Glücklicher Nachwuchs

Sie könnte damit beginnen, das Kindeswohl als Gut in ein modernes Verständnis zu überführen. Während sogar ein nur langsam wachsendes Bewusstsein für Nutztiere als achtenswerte Lebewesen sich mittlerweile in konkreten Anforderungen an ihre Haltung niederschlägt, erweckt der öffentliche Diskurs fortgesetzt den Eindruck, bei Kindern handele es sich um ein schicksalhaftes Leiden, ohne das sogar der kumulierte Krisenstress für Eltern wie für das hiesige Bildungssystem sich doch eigentlich erträglich ausnähme. Das Kind als solches, dieses unhandliche Ding, mag sich beileibe nicht so fluffig in den Alltag einfügen wie unser Auto vor der Haustür. Dass unser Nachwuchs hierzulande seit langer Zeit schon mehrere Epidemien gleichzeitig erlebt: nämlich des Übergewichts, des Bewegungsmangels, der motorischen, der psychischen und der kognitiven Entwicklungsstörung, der Sehbehinderung, der sozialen Deprivation und sogar ganz schlicht der Schlafstörung, die wiederum viele dieser Probleme noch verschärft, darf uns nicht erst dann auffallen, wenn wir seinen Tagesablauf nicht mehr als Abfolge mehr oder weniger produktiver Zwischenlager organisieren können.
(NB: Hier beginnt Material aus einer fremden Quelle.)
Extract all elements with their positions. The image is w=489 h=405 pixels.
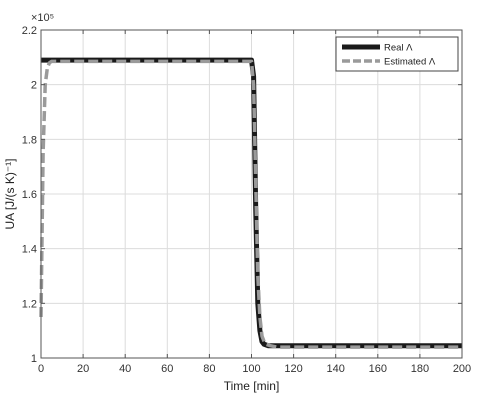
- y-tick-label: 1.6: [22, 189, 37, 201]
- y-exponent-label: ×10⁵: [31, 12, 54, 24]
- x-tick-label: 40: [119, 363, 131, 375]
- tick-labels: 0 20 40 60 80 100 120 140 160 180 200 1 1.2 1.4 1.6 1.8…: [22, 25, 471, 375]
- y-tick-label: 1.8: [22, 134, 37, 146]
- x-tick-label: 140: [327, 363, 345, 375]
- tick-marks: [40, 29, 463, 359]
- x-tick-label: 160: [369, 363, 387, 375]
- x-tick-label: 200: [453, 363, 471, 375]
- x-tick-label: 100: [242, 363, 260, 375]
- y-tick-label: 1.4: [22, 244, 37, 256]
- legend-label: Real Λ: [384, 43, 413, 54]
- y-tick-label: 2.2: [22, 25, 37, 37]
- x-tick-label: 20: [77, 363, 89, 375]
- x-tick-label: 120: [284, 363, 302, 375]
- legend-label: Estimated Λ: [384, 57, 436, 68]
- series-layer: [39, 57, 462, 349]
- y-tick-label: 2: [31, 80, 37, 92]
- x-axis-label: Time [min]: [224, 379, 280, 393]
- x-tick-label: 60: [161, 363, 173, 375]
- legend-box: [335, 36, 459, 72]
- y-axis-label: UA [J/(s K)⁻¹]: [3, 158, 17, 229]
- x-tick-label: 180: [411, 363, 429, 375]
- x-tick-label: 80: [203, 363, 215, 375]
- x-tick-label: 0: [38, 363, 44, 375]
- legend: Real Λ Estimated Λ: [335, 36, 459, 72]
- y-tick-label: 1.2: [22, 298, 37, 310]
- y-tick-label: 1: [31, 353, 37, 365]
- series-line-2: [39, 59, 462, 349]
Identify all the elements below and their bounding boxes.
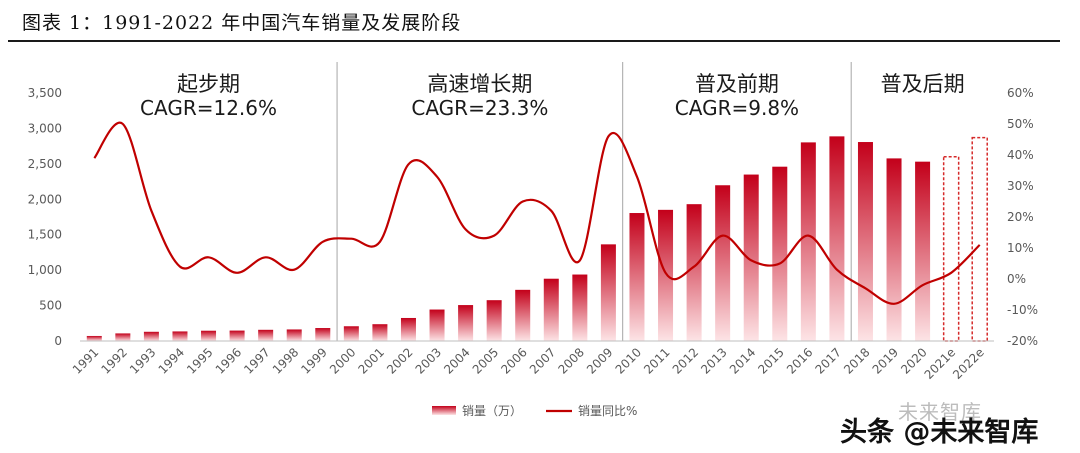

Das Kindeswohl, obschon von zwei Fachleute auf drei verschiedene Weisen definiert, bleibt chronisch auf der Strecke — im wahren Wortsinn. Denn außerhalb der privaten Räume der Zwangsbeglückung finden sich nur noch die als ›Spielplätze‹ bezeichneten Kinderzonen, hierzulande unbenutzbar, viel zu klein und außerdem meist vom Wohnnahbereich wirksam abgeschnitten. Der Fachbegriff ›Verinselte Kindheit‹ lässt nur erahnen, welches Trauerspiel wir da seit Jahrzehnten nicht nur geschehen lassen, sondern durch unsere Debatten und Handlungen aktiv befördern. Unkenntnis gilt als Ausrede nicht: »Gerade in einer bestimmten Entwicklungsphase ist der so genannte Hausnahbereich für Kinder sehr wichtig, da in diesem Raum die ersten von der Familie unabhängigen Erfahrungen mit der Umwelt gemacht werden.«, heißt es schon lange aus der Wissenschaft. Oder auch: »Wer den Schulweg verpasst, der verpasst das halbe Leben.« Mauernde Grundschulen, faule Eltern und die absichtlich gepflegte Täuschung von der glücklichen Familie im Automobil kosten unsere Kinder Lebenszeit, Lebensqualität, Leistungsfähigkeit und letztendlich auch ihr Glück.

Hohe Rendite

Weder vergeistigte Debatten über reformierte Unterrichtskonzepte noch die brave Forderung noch Infrastrukturen für Menschen im Alter von acht bis 88 Jahren können diesen Schaden jemals wieder gutmachen. »Learning starts in infancy, long before formal education begins, and continues throughout life. Recent research in psychology and cognition demonstrates how vitally important the early preschool years are for skill formation.«, stellt der Ökonom James J. Heckmann fest. Als Gefangene des elterlichen Fahrdienstes verlieren Kinder deshalb nicht nur mehr als die Hälfte der unmittelbaren Erlebnisse unterwegs, sondern auch ihre Fähigkeit, dazuzulernen, prägt sich weniger stark aus: »Skills beget skills and capabilities foster future capabilities. All capabilities are built on a foundation of capacities that are developed earlier. Early mastery of a range of cognitive, social, and emotional competencies makes learning at later ages more efficient and therefore easier and more likely to continue.«, so Heckmann.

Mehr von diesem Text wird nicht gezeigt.